Sunday, January 4, 2015

Nothing Lasts Forever

Nothing Lasts Forever (1984)

Runtime: 82 minutes

Directed by: Tom Schiller

Starring: Zach Galligan, the incredibly named Appolonia van Ravenstein, Lauren Tom, Sam Jaffe

From: MGM

Here's a movie with quite the unique backstory, something I explain in the Letterboxd review below. In short, it was unseen for many years for reasons unknown, but even that didn't last forever as it was on TV late last night. Onto the review and I'll be back tomorrow night:

Imagine my surprise when late last year while looking at TCM's website to see what they would be showing this month on TCM Underground, I saw that for the first time ever this movie would be shown to a wide audience, at least in North America. It was last summer that this film got attention. MGM shelved it before it was to be released and for unknown reasons the only way it was to be seen was if you saw it air on European television, as it did a few times. Well, some random person on YouTube got a copy and uploaded it to his page; it only got copyright taken down after articles were written about it. But finally it could be officially shown, albeit at a time (the middle of the night) where many may have completely missed it.

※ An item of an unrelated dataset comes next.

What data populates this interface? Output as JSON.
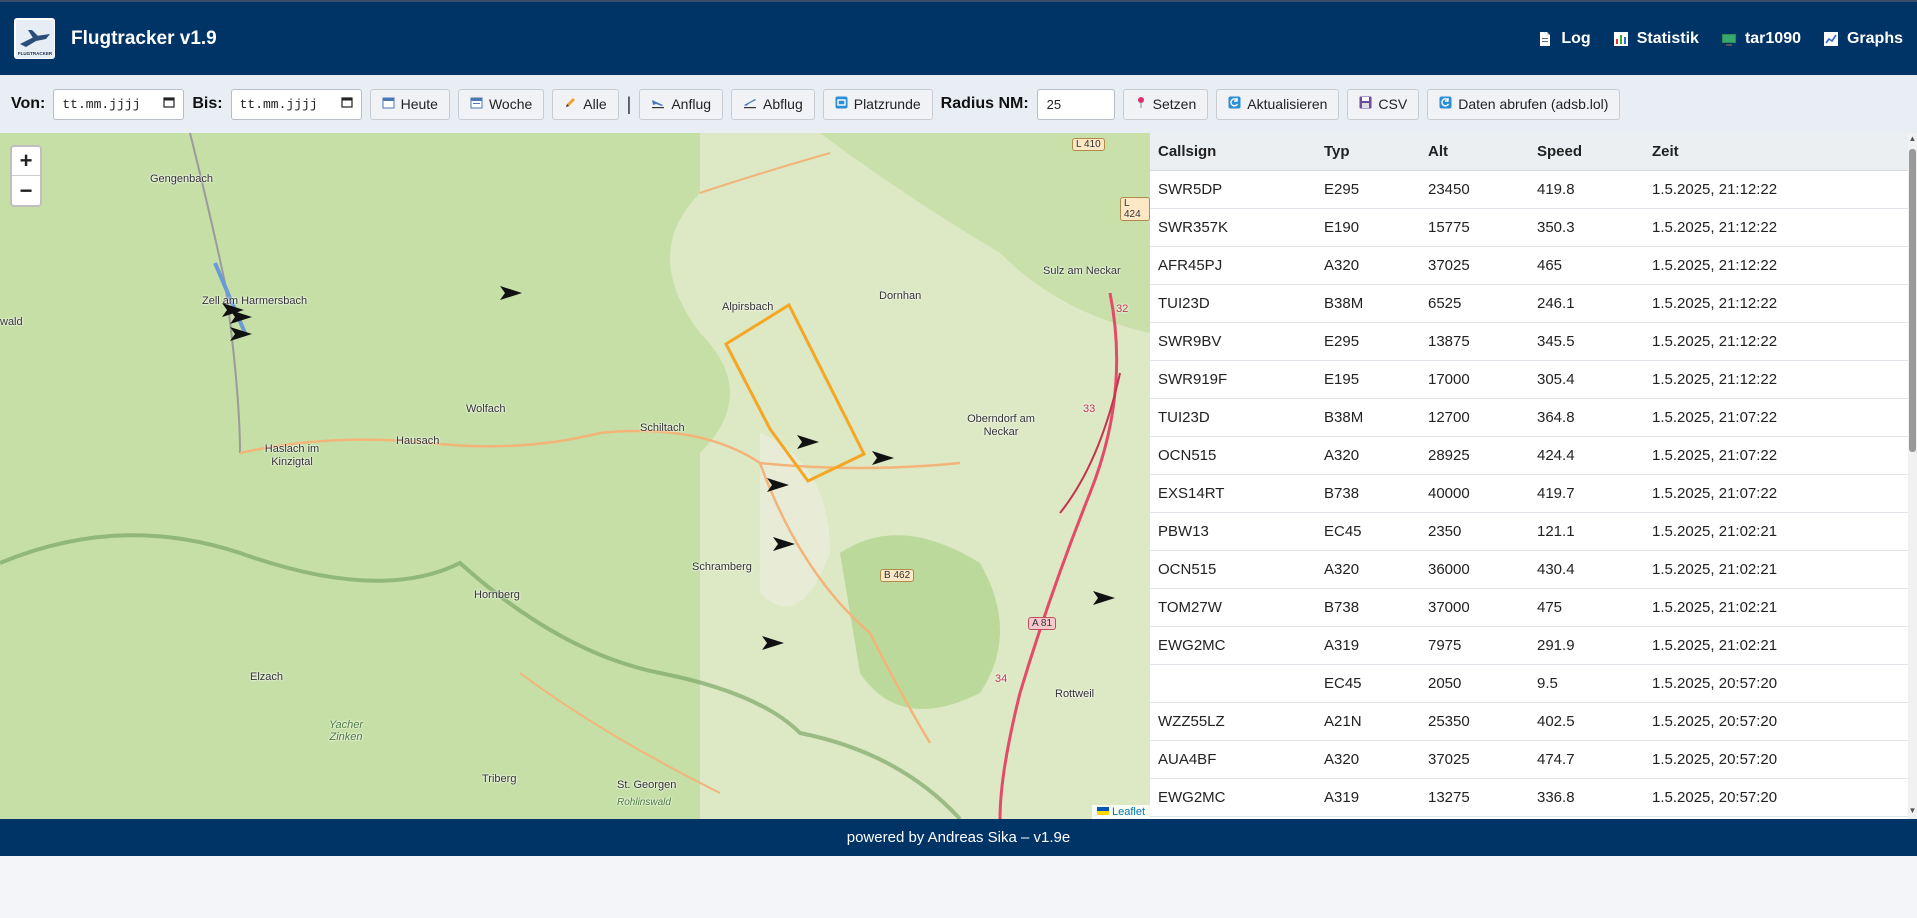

The reason why it got attention-aside from it being rare-is the talent involved. It was produced by Lorne Michaels and directed/written by Tom Schiller, who worked on Saturday Night Live in its early days. It stars Zach Galligan and has an eclectic cast full of old people (Sam Jaffe and Imogene Coca, for example) and has a brief role from Dan Aykroyd and a more substantial part for Bill Murray.

Oh, and it's weird, quite weird. It goes for a 1930's aesthetic and usually succeeds. A lot of it is in black and white but there are some sequences in color. As for the story, it involves an artist who isn't that great but he still tries; however, the society he lives in has become oppressive to such things so he has to work at a tollbooth, before meeting odd people that guide him along the way and it ends up with a bus trip... to the moon. Yeah.

If others got more out of this than I did, that is OK with me. I personally thought that while they got the style down and it is certainly bold in telling a unique story, I didn't think it was effectively told or paced right. Thus, I am not quite sure what the point of it was, besides paying homage to classic films of old, such as Battleship Potemkin); it isn't that funny and it's not exactly an airtight plot either. So I guess I'll have to rate it as average overall due to it being too oddball for my tastes.

At least it's different and plus, it's nice how it's not hidden away anymore.